After that first year, Cripps decided to stay at the Olin School. He says he enjoyed teaching business students who were different from the economics majors he taught in England. Cripps also was surprised to discover practical applications for his skills.

“It was weird because I had spent my time doing theory, which is very unpractical,” Cripps says. “But at the same time, I discovered I actually could do something that was useful,” Cripps says. “And beyond the students, I was — am — absolutely impressed by my colleagues. It was thrilling to be around so many great academics that everyone knows about.”

His colleagues were — are — equally impressed with Cripps. Glenn MacDonald, Ph.D., senior associate dean and the John M. Olin Distinguished Professor of Economics and Strategy, says Cripps stands out because he has high standards for himself, his students and other people’s scholarship.

MacDonald says everything Cripps publishes is very high quality. All that, and he’s a really nice guy, too.

“He’s proof that you can be nice and have high standards,” MacDonald says. “Martin definitely hands out the criticism. But he’s such a nice guy that you know the critique comes from a good place and that turns out to be quite constructive.”

MacDonald also describes Cripps as witty, an omnivorous reader with a depth of knowledge that makes MacDonald envious. However, MacDonald says, he can’t be too envious because Cripps is so likeable.

That seems to be the opinion shared by nearly everyone who meets him.

Katie Morrow is administrative assistant for Cripps — as well as 11 other business school professors. Morrow says working with Cripps is easy; he treats her with respect and he doesn’t demand an inordinate amount of work. What’s more, Morrow says, he keeps her in stitches.

“He’s very comical,” Morrow says, recalling a risqué tale he shared recently. “I’ve never seen the guy stressed, although I have noticed he can’t sit still very well.”

Martin Cripps

Born: April 25, 1960

Nationality: United Kingdom

Family: Married to Louise. Children: Edward, 22; Robert, 21; Grace, 13; Daisy, 5.

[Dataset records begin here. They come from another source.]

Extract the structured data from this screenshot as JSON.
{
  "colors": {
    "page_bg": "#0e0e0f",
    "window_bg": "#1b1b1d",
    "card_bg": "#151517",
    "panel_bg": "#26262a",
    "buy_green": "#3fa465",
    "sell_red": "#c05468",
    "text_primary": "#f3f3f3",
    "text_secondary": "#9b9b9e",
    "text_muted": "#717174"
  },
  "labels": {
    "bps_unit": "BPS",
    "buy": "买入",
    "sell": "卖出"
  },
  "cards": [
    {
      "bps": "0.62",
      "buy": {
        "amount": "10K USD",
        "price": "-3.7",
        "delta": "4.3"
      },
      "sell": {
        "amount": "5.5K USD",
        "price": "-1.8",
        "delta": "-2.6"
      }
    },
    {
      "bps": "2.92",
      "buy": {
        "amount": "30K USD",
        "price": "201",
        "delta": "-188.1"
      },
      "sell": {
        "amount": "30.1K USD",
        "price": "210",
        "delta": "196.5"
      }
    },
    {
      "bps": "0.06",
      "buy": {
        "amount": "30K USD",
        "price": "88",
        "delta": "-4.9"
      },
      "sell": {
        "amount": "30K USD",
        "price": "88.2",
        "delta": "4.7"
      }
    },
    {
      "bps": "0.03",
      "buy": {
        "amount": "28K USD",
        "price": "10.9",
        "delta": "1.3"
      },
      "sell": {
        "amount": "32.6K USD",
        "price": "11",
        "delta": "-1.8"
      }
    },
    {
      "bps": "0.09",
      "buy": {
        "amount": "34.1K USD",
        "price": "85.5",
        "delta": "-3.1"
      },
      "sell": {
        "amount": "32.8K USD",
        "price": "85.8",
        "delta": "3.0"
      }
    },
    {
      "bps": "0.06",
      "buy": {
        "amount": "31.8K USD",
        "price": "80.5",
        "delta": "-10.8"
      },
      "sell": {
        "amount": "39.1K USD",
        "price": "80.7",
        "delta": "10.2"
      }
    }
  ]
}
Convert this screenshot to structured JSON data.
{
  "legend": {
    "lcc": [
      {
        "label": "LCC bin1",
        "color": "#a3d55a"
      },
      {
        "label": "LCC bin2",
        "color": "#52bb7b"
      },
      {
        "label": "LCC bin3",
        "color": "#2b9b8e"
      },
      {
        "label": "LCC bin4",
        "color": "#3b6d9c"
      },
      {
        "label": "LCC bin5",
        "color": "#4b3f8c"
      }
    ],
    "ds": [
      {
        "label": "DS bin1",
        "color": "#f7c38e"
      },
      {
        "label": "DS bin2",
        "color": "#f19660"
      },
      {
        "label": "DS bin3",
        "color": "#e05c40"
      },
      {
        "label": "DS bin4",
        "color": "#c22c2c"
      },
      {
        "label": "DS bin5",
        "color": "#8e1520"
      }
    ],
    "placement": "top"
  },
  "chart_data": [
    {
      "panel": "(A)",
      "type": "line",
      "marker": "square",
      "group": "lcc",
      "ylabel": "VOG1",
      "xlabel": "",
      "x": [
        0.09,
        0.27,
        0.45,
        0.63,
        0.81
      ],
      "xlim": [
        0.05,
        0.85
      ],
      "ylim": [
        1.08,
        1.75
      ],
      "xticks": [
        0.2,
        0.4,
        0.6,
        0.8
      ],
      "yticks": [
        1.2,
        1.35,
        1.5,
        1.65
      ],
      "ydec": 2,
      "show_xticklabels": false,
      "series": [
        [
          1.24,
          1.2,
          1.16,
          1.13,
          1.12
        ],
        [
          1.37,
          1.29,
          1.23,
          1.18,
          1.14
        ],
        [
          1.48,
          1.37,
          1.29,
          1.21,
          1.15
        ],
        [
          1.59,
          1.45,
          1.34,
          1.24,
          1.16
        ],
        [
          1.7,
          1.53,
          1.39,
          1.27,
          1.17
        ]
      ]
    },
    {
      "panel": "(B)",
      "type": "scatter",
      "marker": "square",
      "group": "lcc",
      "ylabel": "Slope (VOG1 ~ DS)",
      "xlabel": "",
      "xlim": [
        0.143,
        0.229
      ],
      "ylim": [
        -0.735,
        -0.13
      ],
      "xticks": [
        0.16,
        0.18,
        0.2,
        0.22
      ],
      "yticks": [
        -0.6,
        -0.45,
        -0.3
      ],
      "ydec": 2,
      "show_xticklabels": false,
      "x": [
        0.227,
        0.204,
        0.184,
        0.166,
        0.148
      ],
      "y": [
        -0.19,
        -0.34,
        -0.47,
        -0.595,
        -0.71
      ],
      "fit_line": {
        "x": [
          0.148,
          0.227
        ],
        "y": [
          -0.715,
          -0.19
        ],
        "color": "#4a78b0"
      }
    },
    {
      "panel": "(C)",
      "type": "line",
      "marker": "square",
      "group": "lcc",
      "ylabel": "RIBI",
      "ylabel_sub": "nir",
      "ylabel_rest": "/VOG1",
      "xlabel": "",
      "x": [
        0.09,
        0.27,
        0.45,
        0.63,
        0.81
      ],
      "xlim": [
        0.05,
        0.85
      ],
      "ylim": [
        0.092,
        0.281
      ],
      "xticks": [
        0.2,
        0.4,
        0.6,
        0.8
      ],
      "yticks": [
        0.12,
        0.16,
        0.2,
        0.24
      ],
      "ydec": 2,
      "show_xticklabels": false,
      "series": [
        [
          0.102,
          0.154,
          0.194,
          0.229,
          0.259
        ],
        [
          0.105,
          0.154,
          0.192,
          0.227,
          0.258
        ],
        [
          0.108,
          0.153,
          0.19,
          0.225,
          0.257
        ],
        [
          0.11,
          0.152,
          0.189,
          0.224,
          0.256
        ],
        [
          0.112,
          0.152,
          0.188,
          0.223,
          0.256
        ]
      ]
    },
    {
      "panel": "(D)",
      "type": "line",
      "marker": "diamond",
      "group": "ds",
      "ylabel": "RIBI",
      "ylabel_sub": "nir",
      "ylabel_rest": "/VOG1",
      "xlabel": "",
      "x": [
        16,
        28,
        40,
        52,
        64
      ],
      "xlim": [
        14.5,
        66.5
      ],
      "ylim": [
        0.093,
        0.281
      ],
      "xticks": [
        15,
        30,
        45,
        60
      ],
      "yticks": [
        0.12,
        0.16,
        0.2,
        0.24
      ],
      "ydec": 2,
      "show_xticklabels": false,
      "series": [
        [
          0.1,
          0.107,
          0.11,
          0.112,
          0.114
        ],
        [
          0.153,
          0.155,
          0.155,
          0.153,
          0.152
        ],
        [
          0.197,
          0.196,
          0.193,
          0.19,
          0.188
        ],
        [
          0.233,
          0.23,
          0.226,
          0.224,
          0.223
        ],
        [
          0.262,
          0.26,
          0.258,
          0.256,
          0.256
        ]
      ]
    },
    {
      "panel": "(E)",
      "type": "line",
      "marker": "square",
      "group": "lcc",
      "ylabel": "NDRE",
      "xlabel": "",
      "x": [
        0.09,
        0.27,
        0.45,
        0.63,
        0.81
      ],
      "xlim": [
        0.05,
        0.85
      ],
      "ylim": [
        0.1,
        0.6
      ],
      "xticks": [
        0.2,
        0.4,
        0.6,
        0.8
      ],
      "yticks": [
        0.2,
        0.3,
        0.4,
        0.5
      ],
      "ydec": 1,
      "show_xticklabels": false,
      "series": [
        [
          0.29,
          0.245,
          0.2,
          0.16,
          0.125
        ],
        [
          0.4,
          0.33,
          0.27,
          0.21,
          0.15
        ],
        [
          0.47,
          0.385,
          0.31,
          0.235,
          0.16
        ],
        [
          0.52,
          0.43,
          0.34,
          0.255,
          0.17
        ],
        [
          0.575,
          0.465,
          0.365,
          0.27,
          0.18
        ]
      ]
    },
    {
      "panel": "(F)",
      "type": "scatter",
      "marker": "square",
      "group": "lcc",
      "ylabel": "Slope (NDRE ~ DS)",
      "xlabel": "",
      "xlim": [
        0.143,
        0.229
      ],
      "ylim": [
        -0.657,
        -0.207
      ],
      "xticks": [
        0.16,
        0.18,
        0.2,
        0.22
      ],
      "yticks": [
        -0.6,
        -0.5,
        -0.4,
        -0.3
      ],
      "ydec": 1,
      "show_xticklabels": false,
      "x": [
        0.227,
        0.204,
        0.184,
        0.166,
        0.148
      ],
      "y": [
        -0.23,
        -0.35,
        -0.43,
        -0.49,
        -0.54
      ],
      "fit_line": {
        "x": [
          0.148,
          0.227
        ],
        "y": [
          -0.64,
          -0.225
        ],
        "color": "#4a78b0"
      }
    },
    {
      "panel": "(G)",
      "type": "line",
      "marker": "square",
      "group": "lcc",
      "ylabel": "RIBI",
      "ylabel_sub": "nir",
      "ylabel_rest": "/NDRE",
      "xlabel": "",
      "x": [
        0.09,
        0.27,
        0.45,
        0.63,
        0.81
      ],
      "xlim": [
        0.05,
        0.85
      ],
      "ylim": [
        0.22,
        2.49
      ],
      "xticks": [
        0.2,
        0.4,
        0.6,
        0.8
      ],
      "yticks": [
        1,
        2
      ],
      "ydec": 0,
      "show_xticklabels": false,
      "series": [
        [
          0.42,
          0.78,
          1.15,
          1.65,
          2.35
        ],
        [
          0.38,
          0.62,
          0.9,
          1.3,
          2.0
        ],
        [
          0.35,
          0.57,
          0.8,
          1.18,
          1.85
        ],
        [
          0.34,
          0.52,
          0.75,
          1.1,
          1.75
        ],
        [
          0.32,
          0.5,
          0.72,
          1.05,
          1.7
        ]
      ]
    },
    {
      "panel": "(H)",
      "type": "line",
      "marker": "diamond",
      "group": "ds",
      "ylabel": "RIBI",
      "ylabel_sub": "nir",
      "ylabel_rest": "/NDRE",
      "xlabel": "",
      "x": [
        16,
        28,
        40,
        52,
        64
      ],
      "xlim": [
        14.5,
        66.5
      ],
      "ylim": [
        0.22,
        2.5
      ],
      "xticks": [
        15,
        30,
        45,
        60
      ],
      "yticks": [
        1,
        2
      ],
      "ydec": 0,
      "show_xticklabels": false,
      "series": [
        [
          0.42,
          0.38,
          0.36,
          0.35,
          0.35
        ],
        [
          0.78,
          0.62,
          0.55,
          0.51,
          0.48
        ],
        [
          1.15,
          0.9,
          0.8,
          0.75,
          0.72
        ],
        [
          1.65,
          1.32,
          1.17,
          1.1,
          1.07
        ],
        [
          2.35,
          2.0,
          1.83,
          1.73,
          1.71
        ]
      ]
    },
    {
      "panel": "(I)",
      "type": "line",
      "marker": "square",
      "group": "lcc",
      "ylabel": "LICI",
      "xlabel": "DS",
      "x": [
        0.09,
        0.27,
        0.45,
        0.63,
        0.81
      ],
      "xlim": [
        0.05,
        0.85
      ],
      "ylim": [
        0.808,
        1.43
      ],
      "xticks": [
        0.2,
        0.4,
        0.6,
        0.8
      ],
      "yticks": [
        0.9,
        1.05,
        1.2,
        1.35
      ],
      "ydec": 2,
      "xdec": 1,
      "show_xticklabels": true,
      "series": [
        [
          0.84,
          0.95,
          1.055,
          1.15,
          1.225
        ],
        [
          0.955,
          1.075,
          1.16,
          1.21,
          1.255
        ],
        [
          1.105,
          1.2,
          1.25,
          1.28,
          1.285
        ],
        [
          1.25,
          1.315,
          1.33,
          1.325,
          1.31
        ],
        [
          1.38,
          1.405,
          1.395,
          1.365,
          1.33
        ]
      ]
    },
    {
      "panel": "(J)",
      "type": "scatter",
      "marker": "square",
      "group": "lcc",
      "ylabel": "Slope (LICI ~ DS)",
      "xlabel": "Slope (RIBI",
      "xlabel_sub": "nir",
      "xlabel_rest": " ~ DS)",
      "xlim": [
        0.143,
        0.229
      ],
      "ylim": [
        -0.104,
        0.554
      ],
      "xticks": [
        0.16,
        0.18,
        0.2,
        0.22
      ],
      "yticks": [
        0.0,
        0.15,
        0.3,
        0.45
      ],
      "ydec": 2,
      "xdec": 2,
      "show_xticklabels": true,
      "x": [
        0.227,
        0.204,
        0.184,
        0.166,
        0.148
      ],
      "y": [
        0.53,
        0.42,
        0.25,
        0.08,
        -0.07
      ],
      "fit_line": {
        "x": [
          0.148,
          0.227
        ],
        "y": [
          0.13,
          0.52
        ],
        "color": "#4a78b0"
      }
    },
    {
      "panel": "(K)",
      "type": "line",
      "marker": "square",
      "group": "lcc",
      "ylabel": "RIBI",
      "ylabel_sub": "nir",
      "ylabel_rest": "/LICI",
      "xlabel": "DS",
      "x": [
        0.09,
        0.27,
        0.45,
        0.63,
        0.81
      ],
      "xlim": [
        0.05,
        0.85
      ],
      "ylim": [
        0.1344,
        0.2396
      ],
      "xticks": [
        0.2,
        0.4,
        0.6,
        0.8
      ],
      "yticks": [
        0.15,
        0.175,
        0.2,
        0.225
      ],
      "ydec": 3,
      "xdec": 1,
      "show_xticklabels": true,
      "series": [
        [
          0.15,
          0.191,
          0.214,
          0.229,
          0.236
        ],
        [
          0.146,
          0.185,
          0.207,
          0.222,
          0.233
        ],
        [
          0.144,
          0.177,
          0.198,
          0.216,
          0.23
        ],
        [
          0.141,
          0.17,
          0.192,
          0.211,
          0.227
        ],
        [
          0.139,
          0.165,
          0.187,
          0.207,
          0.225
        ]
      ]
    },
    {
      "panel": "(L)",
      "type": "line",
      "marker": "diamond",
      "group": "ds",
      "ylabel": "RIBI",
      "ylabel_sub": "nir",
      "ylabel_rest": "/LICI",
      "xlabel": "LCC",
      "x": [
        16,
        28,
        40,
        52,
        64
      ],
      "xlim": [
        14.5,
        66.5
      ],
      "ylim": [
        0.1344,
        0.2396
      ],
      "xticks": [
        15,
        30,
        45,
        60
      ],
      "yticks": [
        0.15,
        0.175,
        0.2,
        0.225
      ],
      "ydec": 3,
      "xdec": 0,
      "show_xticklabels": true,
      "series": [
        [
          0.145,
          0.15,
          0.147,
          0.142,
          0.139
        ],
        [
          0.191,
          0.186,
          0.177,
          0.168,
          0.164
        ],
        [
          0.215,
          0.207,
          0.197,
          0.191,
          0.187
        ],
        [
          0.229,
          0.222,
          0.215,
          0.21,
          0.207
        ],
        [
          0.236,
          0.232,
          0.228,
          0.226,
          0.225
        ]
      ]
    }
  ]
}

Cripps says he ascribes to the sentiment expressed by T.H. White in the novel The Once and Future King: learning is the only thing ” … which the mind can never exhaust, never alienate, never be tortured by, never fear or distrust and never dream of regretting. Learning is the only thing for you. Look what a lot of things there are to learn.”

Indeed, sitting at his unusually clean desk in his unusually Spartan office, a conversation with Cripps is a veritable physical activity. He frequently curls a leg up to his hip and fiddles with his foot. Then he’ll shift forward placing both hands on the desk when he’s really excited about something — like the history of Counter-Reformation Spain. Or he’ll lean back and stretch out to contemplate an answer to some question.

Cripps is athletic, says MacDonald, referring to Cripps’ prowess at squash. MacDonald says he’s also competitive, which is evident from the odd rivalry he has with his co-authors to see who can last the longest riding their bikes to work — no matter the weather.

“He’s the anti-British academic,” MacDonald says. “The stereotype of an English professor is having an office with junk all over the place, books on the walls and elbow patches on his jacket. Martin is completely the opposite.”

Still, MacDonald says, Cripps has maintained a few British traits. He still calls sweaters “jumpers” and trucks “lorries.” And — while it might not be a purely national characteristic — Cripps is incredibly self-effacing. MacDonald describes Cripps as an extrovert who doesn’t like being the center of attention.

“He was squirming for months prior to his installation (as the John K. Wallace and Ellen A. Wallace Distinguished Professor of Managerial Economics),” MacDonald says. “It’s so odd because when you talk to him one-on-one he’s so funny and lively, but publicly he doesn’t want to be noticed.”

Which means that for anyone who feels the slightest twinge of jealousy over Cripps’ good fortune and charming qualities, one can take just a small amount of gratification from knowing that Cripps is cringing right now — not at all comfortable being featured so prominently in this issue of the Record.